Hands on history
KSC students 'touch' the mapping of New Hampshire
By MEGHAN PIERCE
Sunday News Correspondent | April 13. 2013 8:56PM
But now Rodney Obien, archivist at Keene State College's Wallace E. Mason Library, said he wants to demystify that work and give students more skills by using original documents.
"It's not always sexy like (the movies and books), but it's still thrilling and fun," he said.
For the next several Fridays, a group of students in an intern/independent study course are transcribing Joseph Blanchard's 18th century surveyor ledger as part of the history department's efforts to give history students more hands-on experience and skills in the field.
"It gives them experience that they can take to any job market," said Margaret Orelup, chairman of the Keene State College History Department. "Primary sources are where you can really learn to work through a question, look at different kinds of evidence and form your own interpretation."

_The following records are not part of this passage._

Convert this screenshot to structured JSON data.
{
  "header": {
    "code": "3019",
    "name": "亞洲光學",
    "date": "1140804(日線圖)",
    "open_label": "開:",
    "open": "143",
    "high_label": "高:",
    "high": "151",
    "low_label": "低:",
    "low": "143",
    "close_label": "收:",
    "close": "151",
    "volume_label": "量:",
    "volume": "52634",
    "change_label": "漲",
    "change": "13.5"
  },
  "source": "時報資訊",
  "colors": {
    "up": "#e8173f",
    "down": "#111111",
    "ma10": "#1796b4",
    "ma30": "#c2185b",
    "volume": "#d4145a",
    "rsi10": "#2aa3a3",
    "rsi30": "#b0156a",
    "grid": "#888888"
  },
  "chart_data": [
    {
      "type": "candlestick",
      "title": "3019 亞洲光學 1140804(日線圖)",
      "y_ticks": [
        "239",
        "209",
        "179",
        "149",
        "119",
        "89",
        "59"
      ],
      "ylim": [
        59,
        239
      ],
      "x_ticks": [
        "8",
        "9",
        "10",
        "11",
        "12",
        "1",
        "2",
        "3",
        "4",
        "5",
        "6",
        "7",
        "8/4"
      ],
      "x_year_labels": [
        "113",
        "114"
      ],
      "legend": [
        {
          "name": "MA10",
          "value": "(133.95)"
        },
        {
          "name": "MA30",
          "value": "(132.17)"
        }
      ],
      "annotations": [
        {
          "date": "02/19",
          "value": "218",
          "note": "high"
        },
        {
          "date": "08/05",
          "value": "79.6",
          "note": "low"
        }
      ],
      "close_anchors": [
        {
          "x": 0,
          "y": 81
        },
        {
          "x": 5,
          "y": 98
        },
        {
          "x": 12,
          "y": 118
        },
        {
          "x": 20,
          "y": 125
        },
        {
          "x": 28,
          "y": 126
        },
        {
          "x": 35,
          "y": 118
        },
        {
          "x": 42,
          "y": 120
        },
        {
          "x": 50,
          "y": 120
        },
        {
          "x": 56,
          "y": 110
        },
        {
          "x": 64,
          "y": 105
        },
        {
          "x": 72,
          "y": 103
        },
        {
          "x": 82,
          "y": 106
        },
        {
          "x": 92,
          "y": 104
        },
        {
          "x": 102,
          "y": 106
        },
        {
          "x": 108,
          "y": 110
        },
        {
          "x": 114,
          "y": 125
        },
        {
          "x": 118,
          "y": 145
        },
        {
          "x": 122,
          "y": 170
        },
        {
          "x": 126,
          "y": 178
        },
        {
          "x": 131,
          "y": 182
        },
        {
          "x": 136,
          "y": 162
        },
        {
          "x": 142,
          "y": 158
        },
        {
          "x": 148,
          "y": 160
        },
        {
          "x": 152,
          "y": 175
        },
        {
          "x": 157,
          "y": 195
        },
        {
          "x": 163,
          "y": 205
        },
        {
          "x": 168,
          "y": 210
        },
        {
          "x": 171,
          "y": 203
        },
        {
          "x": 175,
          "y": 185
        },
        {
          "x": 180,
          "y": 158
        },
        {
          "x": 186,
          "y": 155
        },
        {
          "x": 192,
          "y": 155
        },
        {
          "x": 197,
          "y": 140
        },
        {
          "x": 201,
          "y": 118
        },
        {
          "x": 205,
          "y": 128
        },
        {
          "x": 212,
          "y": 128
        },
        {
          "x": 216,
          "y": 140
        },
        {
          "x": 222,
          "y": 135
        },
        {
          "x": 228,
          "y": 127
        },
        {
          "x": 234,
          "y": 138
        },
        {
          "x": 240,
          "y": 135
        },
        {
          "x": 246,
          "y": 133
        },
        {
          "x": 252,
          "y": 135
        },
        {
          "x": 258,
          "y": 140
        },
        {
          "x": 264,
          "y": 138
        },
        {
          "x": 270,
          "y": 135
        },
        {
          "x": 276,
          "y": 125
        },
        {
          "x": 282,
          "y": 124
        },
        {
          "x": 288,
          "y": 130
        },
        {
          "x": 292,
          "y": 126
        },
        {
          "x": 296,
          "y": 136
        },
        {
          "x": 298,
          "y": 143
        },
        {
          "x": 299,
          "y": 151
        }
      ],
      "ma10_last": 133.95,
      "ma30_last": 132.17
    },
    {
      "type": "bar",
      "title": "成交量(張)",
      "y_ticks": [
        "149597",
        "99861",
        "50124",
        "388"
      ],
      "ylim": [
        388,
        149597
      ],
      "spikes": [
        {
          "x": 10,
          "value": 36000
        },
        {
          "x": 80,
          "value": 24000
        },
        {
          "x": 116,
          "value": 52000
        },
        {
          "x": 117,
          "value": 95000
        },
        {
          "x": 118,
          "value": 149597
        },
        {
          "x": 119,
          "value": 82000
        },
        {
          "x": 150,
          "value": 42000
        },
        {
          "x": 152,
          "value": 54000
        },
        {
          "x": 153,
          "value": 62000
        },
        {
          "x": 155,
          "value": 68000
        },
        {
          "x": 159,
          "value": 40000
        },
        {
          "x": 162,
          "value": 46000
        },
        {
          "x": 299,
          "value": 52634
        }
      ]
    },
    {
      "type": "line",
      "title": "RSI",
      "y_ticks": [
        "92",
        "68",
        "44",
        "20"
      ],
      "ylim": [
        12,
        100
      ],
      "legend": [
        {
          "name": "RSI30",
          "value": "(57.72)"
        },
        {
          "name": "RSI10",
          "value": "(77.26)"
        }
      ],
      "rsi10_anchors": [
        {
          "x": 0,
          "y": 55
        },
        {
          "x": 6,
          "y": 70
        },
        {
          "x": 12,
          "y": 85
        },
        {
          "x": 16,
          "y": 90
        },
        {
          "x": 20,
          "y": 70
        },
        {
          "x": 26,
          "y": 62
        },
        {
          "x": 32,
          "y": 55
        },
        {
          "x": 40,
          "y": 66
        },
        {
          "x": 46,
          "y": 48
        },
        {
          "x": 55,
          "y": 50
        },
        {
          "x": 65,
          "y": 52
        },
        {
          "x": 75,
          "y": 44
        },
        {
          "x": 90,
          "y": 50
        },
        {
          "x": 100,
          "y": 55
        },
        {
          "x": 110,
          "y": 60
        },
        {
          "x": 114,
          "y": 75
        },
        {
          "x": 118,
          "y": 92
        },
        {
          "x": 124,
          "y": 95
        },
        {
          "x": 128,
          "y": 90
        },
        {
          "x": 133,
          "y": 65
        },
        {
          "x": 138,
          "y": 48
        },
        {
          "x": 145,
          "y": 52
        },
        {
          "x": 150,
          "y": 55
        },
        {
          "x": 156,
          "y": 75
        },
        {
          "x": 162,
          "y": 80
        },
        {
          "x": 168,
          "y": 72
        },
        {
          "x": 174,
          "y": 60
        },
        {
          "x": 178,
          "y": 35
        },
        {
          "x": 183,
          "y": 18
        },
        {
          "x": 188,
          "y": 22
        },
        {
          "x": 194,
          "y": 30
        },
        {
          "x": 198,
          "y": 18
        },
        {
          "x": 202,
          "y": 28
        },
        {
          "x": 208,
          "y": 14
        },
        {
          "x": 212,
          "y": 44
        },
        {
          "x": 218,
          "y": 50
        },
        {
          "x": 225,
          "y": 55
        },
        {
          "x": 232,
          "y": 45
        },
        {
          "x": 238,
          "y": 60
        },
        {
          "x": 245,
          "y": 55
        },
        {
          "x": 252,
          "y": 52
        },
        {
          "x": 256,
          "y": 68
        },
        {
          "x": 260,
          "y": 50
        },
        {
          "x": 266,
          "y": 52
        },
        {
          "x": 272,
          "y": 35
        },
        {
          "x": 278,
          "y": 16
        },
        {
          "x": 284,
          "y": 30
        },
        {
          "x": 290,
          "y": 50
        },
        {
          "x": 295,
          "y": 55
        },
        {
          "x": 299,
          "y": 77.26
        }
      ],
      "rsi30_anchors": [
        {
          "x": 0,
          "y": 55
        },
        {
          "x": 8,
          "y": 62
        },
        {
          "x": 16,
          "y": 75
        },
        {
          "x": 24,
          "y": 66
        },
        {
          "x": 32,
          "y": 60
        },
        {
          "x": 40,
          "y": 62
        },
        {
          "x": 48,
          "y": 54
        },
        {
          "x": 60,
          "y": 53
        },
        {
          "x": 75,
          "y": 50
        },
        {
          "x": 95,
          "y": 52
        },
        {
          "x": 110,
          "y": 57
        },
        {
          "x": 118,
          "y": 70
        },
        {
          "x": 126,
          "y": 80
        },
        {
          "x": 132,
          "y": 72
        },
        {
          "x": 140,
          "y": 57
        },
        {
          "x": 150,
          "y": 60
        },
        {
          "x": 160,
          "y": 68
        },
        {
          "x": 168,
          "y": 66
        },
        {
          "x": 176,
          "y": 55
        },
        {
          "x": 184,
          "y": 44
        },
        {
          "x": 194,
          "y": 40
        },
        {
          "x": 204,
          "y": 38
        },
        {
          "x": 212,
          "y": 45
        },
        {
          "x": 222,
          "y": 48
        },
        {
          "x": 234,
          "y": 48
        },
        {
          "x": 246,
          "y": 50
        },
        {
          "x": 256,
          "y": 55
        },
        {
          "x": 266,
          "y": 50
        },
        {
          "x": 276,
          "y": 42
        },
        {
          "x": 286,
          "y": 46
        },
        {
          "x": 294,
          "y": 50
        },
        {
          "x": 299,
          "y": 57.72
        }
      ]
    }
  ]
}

The project provides students a close look at 18th century property ownership, as well as the border dispute between New Hampshire and Massachusetts, Orelup said.
In 1984, the college came into possession of the Blanchard ledger, which documents the story of how Southwestern New Hampshire was settled.
But because of its condition, it has had limited availability to the public, Obien said.
Through a modest Moose Plate Grant, the binding of the document is being restored and strengthened so that it may last another 200 to 300 years. The college plans to make it more available to the public under archive staff supervision.
As part of this project, the college also plans to digitize the ledger so that it can be viewed by the public online, Obien said.
Students are working with digital copies of the ledger while it is being restored, but they did get a chance to flip through the original, Obien said.
"The purpose of this internship and project is to give them some real world experience working with real historical documents. They do not always have an opportunity to work with primary source documents. That's kind of the big thing here at Keene State right now - bringing in these primary source documents and letting people see and touch them," Obien said.
"The hope is, paired with the digitized document, people will have this typed script, which will be helpful, particularly for people whose eyes aren't trained to 18th century script."
The interns, who range in age from 21 to 24, said 18th century cursive is so different (from modern cursive) that they had to study it first before diving into the old text.
Even after learning the antique cursive, there are abbreviations and different ways of spelling words that often stump the group.
"Reading Blanchard's diary and trying to figure out what the heck was he doing . and why he would abbreviate everything for nine or 10 pages then start to write everything out.
"You get to really know the person, and find history is not such an abstract thing," Obien said.
Alanna Griffin-Bales said Blanchard wasn't a consistent speller.
For example, he spelled Monadnock both Manadnack and Menadnock. Blanchard also had numerous ways of spelling Winnipesaukee.
"Westmoreland was Westmoreland, that was normal," said Kevin McNair.
McNair, a secondary education major specializing in history, said it is very enjoyable to work with the primary source documents, even through it can be frustrating to come across a page of text that seems to be indecipherable scribbling.
"You get this huge chunk that is just foreign. So you take a break and come back to it."
The ledger, started by Joseph Blanchard Sr. then was taken over by his son, Joseph Blanchard Jr., is a record of the granting of towns from the Merrimack River to the Connecticut River and as far north as Newfound Lake.
Blanchard was hired by the Masonian Proprietors, a group of wealthy Portsmouth merchants who bought the land grants from a descendant of John Mason, who originally held the title to the land.
The merchants, withBlanchard acting as their agent, granted land to people who agreed to settled towns, build roads, clear forests and farm. The settlers were also required to build a church and hire a minister.
These are living documents that are still of great interest to today's land surveyors, Obien said.
The ledger also contains records of the people who lived in the towns, how much land they held and even the size of their houses, so the ledger is also of interest to genealogists.